Q: I was wondering if you could provide some information about dealing with our frost. I’m not sure when and how far to cut back the plants that have been affected, specifically my lantana and bougainvillea. Also, how do I know if the plant is a goner?
— Jane McPherson,
West Hills
A: I would not do anything for another month. In the Valley, March 15 is generally considered to be the last day that a frost or a freeze could hit. However, I remember one year when a frost occurred a few days later so, just to be safe, I would wait until the official arrival of spring on March 21 to remove dead growth.
By March 21, barring another freeze before then, you will have seen where new growth is going to occur.
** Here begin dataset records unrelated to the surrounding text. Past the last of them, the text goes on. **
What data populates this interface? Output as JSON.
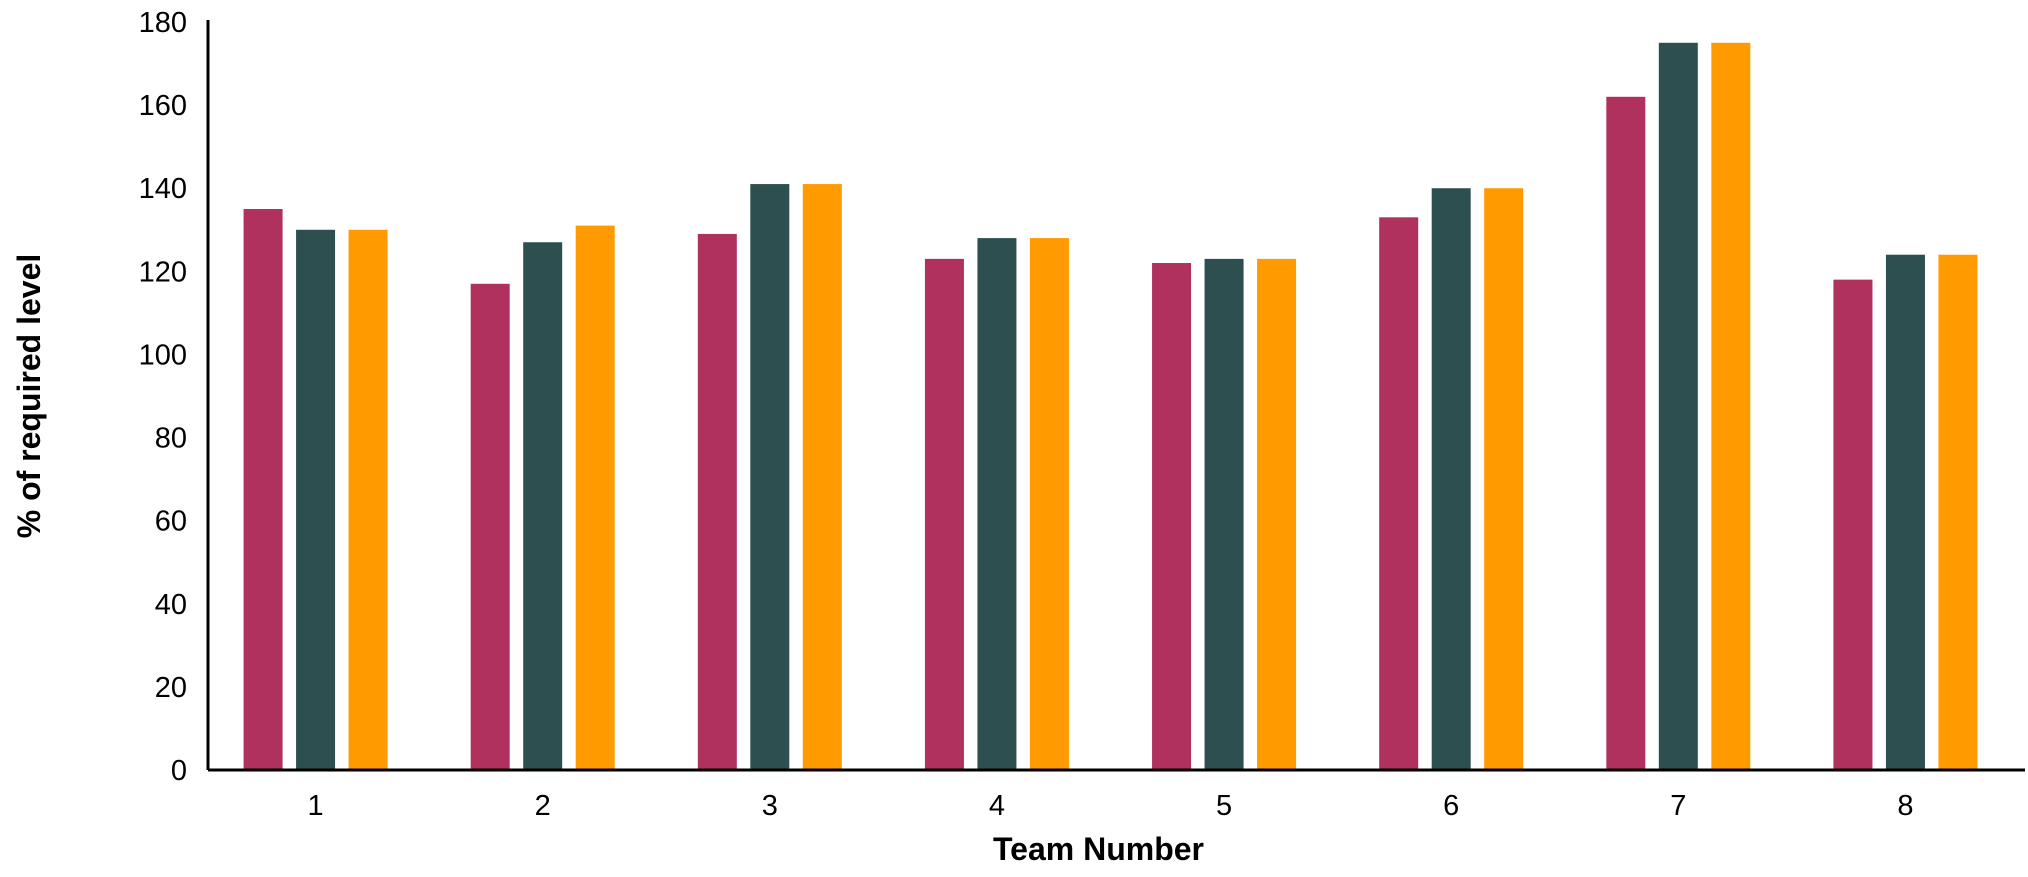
{
  "chart_data": {
    "type": "bar",
    "title": "",
    "xlabel": "Team Number",
    "ylabel": "% of required level",
    "categories": [
      "1",
      "2",
      "3",
      "4",
      "5",
      "6",
      "7",
      "8"
    ],
    "series": [
      {
        "color": "#B0305E",
        "values": [
          135,
          117,
          129,
          123,
          122,
          133,
          162,
          118
        ]
      },
      {
        "color": "#2E4F4F",
        "values": [
          130,
          127,
          141,
          128,
          123,
          140,
          175,
          124
        ]
      },
      {
        "color": "#FF9A00",
        "values": [
          130,
          131,
          141,
          128,
          123,
          140,
          175,
          124
        ]
      }
    ],
    "yticks": [
      "0",
      "20",
      "40",
      "60",
      "80",
      "100",
      "120",
      "140",
      "160",
      "180"
    ],
    "ylim": [
      0,
      180
    ],
    "grid": false,
    "legend": "none"
  }
}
By that time, small green shoots will have sprouted from all viable stems and branches of tropical and subtropical evergreens such as bougainvillea and lantana. Any branches without new growth may then be pruned back. Keep in mind that certain deciduous shrubs and trees, such as crape myrtle, do not leaf out until late spring so do not be alarmed by their lack of new growth.
It often happens that green shoots and leaves will sprout from the lower parts or bases of cold-damaged stems or branches, while the upper parts will not recover. In such cases, cut back to the uppermost new shoots.
Q: I have a very healthy avocado tree about 15 years old. We just finished picking it clean and enjoyed about 50 avocados this year. I would like to do a light pruning and take 8 to 10 inches off the lower branches that have grown over my driveway. However, I heard that avocado trees should not be pruned. Is this true? I would also like to know the best product to use to fertilize my tree.
— Craig Wendel-Smith,
Sunland
A: As a rule, avocado trees should not be pruned, but a very light pruning, once danger of frost is over, should not damage them. Where you have an avocado tree growing in your front or backyard, the only reason to prune is to keep lower branches 6 feet off the ground so that squirrels cannot jump into the tree and munch the fruit. Avocado trees are extremely sensitive to heavy pruning and have a tendency to die back from where saw cuts are made.
Fertilization of avocado trees is an afterthought, as they are not heavy feeders. More important to their health is a thick layer of mulch constantly maintained over their shallow and disease-prone roots.
An organic fertilizer with a 7-4-2 analysis, representing percentages of nitrogen, phosphorus and potassium, respectively, is recommended. The blend contains a mixture of bone meal, feather meal, kelp and several other ingredients. You can find this formulation, including beneficial mycorrhizal fungi, under both Whitney Farms and Dr. Earth labels. In general, any fertilizer designed for citrus can be effectively applied to avocado trees as well.
Avocados have been described as the ideal urban and suburban trees for Sun Belt states. They are surprisingly resistant to pollutants and free of pests. They are large trees, creating abundant shade, but pretty much take care of themselves. In our area, they should not be planted north of Granada Hills due to their cold sensitivity. To keep squirrels away, their branches should be kept 6 feet from structures and their trunks wrapped in tin.